Student może używać AI? Wykładowca o zagrożeniach
MRiT krytycznie o projekcie resortu pracy
Jak podała w poniedziałek redakcja PAP Biznes, wiceszef Ministerstwa Rozwoju i Technologii Michał Jaros napisał w opinii do projektu, że MRiT negatywnie ocenia propozycję przyznania możliwości przekształcenia umów cywilnoprawnych w umowy o pracę.
"Podtrzymuję dotychczasowe negatywne stanowisko wobec propozycji przyznania kompetencji okręgowym inspektorom pracy do przekształcania w drodze decyzji administracyjnych umów cywilnoprawnych w umowy o pracę z rygorem natychmiastowej wykonalności W mojej ocenie nie jest ustępstwem projektodawcy możliwość uchylenia przez GIP (Głównego Inspektora Pracy - przyp. red.) rygoru natychmiastowej wykonalności decyzji, jeżeli organ uzna, że natychmiastowe wykonanie decyzji mogłoby spowodować istotne i nieodwracalne skutki dla pracodawcy lub osoby, której praw i obowiązków dotyczy, z zachowaniem tymczasowego zabezpieczenia interesu pracownika" - stwierdził Jaros.
Jego zdaniem nowe kompetencje PIP mogłyby oznaczać dla małych firm "nadmiarowe obciążenia".
Dziemianowicz-Bąk w ubiegłotygodniowej rozmowie z naszymi dziennikarzami mówiła też, że ministerstwo wprowadziło ograniczenie, że skutki wsteczne decyzji inspektora będą mogły sięgać nie dalej niż do trzech lat wstecz - wcześniej zakładało, że będzie to pięć lat.
Jaros stwierdził w swojej opinii, że "nie jest to ustępstwo, ponieważ niezależnie od tego, z którym momentem powstanie stosunek pracy, większość zobowiązań z tego wynikających przedawni się w ciągu trzech lat" - podaje PAP Biznes.

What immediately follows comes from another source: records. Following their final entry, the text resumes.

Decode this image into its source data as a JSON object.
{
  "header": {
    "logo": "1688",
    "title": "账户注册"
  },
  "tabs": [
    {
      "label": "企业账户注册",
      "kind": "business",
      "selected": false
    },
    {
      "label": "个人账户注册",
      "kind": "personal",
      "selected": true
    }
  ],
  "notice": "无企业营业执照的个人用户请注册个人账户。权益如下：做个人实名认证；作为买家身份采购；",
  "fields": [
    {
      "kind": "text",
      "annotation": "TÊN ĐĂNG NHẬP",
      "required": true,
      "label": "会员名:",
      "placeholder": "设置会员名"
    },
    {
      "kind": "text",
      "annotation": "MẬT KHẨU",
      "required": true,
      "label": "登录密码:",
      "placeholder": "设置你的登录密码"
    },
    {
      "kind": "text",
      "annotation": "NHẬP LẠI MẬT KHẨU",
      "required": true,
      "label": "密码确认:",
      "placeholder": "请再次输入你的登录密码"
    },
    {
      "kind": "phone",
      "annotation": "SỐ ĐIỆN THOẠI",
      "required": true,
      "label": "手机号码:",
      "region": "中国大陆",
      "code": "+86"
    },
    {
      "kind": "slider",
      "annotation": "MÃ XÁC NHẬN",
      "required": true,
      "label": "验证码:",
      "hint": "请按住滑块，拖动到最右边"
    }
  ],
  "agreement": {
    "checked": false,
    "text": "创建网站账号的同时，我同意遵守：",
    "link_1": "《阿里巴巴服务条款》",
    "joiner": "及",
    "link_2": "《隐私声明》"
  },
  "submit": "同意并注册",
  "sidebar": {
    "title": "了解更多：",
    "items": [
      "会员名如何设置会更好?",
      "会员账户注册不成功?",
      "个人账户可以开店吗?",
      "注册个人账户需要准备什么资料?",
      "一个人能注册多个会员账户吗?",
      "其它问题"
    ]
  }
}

"Mając na uwadze zwiększenie obciążeń i kosztów dla MMŚP oraz inne, szczegółowe, rozwiązania przewidziane w projekcie, postuluję modyfikację zaproponowanego terminu wejścia w życie ustawy w stosunku do zaproponowanego 1 stycznia 2026 r., tak aby dać przedsiębiorcom czas na dostosowanie się do projektowanych zmian" - zaapelował.